ADDENDUM: I wonder whether the identification of R1b as the dominant Y-DNA haplogroup in the Maykop culture, as shown on the (notoriously imprecise) Eupedia maps, is due to the same mistake as in the case of the Yamnaya culture, where there is good reason to assume that the common men were R1a rather than R1b: samples taken from kurgan graves which only show the genetic composition of the ruling class while the common men had different haplogroups. And maybe the language replacement failed in Maykop, and the original language survived as NWC. I don't know whether this is plausible, though.
SECOND ADDENDUM: It may have been that the Yamnaya nobles spoke a more conservative PIE dialect than the commoners. If the social stratification was tight enough, the nobles may have spoken a form of PIE that was only slightly influenced by the Paleo-Pontic substratum, while the speech of the commoners was profoundly altered by it.
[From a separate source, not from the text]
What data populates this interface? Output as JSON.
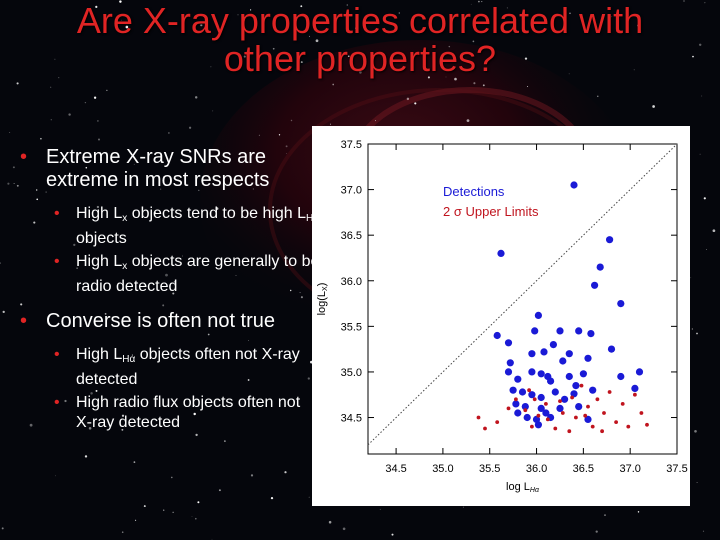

In the scenario laid out above, in which Yamnaya (or Sredny Stog; the earliest "kurgan invasions" into Central Europe were at the time of Sredny Stog already) nobles founded Bell Beaker but Yamnaya commoners founded Corded Ware, the PIE dialects of the Bell Beaker culture would then have been more archaic than those of the Corded Ware culture. This, however, is of course sheer speculation and may be utter bullfrogs.